Em fevereiro de 2018, o empresário Edson Berger*, de Ponta Grossa, precisou levar o carro numa oficina mecânica para reparos e deixou seus pertences no veículo enquanto o conserto era feito. Dias depois, um conhecido o alertou que havia cheques dele sendo descontados num mercado local – foi quando percebeu que dinheiro e cheques que estavam na carteira haviam sumido.

Acabou descobrindo que o responsável era um adolescente que trabalhava numa empresa próxima à oficina, e que era até conhecido: “Jamais suspeitaria, era um guri bom”. O rapaz, então com 17 anos, foi encaminhado à polícia.
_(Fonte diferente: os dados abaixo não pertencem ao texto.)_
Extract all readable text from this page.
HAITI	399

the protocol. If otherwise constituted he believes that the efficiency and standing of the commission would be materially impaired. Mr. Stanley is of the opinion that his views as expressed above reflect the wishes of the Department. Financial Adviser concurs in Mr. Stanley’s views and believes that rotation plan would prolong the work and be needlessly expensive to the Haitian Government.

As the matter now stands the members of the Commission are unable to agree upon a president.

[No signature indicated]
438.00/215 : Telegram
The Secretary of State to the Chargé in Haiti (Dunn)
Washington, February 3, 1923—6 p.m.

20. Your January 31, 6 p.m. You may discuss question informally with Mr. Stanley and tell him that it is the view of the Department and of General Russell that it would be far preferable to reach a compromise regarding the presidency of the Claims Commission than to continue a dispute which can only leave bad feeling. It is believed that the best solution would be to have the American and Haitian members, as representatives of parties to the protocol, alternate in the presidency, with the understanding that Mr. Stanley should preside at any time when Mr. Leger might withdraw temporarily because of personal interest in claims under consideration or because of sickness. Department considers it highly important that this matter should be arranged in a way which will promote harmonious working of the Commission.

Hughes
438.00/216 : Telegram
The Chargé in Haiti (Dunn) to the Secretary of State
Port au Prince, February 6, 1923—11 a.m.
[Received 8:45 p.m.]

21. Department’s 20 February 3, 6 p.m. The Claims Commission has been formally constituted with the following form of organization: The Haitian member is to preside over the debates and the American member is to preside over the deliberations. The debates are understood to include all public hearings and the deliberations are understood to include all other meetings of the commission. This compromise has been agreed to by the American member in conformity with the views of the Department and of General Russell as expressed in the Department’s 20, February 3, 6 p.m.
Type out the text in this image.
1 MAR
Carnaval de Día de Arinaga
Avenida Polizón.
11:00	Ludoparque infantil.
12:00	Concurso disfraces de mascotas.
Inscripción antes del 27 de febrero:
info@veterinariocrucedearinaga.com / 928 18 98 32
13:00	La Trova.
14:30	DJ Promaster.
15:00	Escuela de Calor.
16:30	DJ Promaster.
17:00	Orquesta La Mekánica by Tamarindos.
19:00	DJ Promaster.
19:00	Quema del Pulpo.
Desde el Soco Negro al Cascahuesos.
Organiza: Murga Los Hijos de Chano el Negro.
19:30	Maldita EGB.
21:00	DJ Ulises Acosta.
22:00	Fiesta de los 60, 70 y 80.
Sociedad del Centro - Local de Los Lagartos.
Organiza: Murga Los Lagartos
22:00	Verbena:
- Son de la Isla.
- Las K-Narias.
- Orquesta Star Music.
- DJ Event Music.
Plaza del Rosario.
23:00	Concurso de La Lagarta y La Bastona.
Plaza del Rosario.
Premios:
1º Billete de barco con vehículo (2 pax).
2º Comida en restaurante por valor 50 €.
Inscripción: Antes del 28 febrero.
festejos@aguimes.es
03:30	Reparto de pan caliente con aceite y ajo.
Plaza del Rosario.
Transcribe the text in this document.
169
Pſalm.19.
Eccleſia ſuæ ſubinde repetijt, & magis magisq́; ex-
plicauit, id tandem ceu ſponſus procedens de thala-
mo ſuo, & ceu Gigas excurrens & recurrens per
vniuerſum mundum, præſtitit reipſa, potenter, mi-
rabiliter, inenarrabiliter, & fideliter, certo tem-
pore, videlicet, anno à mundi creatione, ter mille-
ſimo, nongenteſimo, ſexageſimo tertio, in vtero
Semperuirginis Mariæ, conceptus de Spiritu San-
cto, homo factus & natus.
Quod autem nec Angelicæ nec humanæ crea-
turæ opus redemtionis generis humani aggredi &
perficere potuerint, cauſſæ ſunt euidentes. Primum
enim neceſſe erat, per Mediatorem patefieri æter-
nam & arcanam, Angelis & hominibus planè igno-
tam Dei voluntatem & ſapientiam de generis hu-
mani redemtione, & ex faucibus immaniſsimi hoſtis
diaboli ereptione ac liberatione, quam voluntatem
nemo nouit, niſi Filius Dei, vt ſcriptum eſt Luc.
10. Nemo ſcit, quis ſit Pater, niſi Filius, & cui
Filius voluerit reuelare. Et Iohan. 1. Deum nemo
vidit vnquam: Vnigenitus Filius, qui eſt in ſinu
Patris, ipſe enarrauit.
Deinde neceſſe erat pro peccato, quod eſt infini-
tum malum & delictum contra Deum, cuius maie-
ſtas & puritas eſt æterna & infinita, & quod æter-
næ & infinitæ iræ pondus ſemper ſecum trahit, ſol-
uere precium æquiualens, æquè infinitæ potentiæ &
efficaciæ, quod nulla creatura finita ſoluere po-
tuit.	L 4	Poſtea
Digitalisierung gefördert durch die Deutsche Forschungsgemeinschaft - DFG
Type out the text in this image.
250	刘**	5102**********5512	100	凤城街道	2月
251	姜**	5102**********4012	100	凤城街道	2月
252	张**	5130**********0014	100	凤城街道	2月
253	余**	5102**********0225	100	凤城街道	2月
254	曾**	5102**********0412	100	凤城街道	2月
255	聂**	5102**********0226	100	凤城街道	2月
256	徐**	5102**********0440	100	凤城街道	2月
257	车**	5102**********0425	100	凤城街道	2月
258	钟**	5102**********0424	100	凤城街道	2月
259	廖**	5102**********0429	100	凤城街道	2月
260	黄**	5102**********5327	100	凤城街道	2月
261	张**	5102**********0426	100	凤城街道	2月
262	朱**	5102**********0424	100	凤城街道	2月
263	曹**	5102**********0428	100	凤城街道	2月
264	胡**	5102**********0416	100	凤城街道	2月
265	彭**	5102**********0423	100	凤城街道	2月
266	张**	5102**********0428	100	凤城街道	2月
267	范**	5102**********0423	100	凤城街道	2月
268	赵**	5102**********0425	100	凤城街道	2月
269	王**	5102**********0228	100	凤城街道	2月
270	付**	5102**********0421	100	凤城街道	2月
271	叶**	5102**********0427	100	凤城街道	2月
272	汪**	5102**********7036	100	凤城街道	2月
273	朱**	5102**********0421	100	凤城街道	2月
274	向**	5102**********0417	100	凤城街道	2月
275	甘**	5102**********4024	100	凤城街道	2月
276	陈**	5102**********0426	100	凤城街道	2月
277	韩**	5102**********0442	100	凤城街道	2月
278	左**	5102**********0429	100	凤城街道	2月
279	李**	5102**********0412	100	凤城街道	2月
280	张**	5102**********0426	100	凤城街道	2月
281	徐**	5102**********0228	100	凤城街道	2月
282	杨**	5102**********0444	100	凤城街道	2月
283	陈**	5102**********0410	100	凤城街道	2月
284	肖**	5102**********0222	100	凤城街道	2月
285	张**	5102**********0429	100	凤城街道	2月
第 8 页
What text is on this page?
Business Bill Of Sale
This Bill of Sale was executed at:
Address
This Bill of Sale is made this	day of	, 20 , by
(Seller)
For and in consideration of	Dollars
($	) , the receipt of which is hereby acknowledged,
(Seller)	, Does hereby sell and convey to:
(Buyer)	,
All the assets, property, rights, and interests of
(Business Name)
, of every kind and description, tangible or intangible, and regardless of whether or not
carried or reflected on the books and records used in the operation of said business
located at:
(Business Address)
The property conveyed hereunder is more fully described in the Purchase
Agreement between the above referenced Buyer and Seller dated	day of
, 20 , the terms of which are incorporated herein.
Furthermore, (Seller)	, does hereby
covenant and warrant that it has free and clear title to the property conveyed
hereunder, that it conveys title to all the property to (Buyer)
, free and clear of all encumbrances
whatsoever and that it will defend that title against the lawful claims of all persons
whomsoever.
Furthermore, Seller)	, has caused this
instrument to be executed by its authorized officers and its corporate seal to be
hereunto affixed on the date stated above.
Dias depois, Berger foi procurado pelo Ministério Público do Paraná com a proposta de que o caso fosse tratado pelo método restaurativo, uma abordagem diferente do rito criminal comum. “Topei porque conhecia o menino. Pensei que, se fosse para um desses centros de socioeducação, desses comuns, sairia pior”, afirma.

Ele e o adolescente, acompanhado da mãe, participaram então de um círculo restaurativo, conduzido pela equipe do MPPR. Todos tiveram a chance de expor suas versões para o caso e justificativas para o ocorrido. Ao final, o jovem pediu desculpas e comprometeu-se a pagar o prejuízo do empresário.

Feito isso, a situação foi verificada e relatada pelo Ministério Público ao Judiciário e o procedimento então arquivado. “Para mim, como vítima, foi totalmente válido, nem tanto pelo retorno do prejuízo financeiro, mas pela lição que o rapaz aprendeu. Creio que ali voltou a se encaminhar”, afirmou Berger, que até então não conhecia a justiça restaurativa. “Nesse meu caso foi muito positivo”, avalia.

Pacificação social

“As práticas autocompositivas, dentre as quais a justiça restaurativa, propõem uma atuação diferenciada pelas instituições integrantes do sistema de justiça, focada mais nas necessidades da vítima e na mediação para a superação do conflito. São formas de interagir importantes e contribuem para ser atingida a tão almejada pacificação social”, afirma o procurador-geral de Justiça, Gilberto Giacoia.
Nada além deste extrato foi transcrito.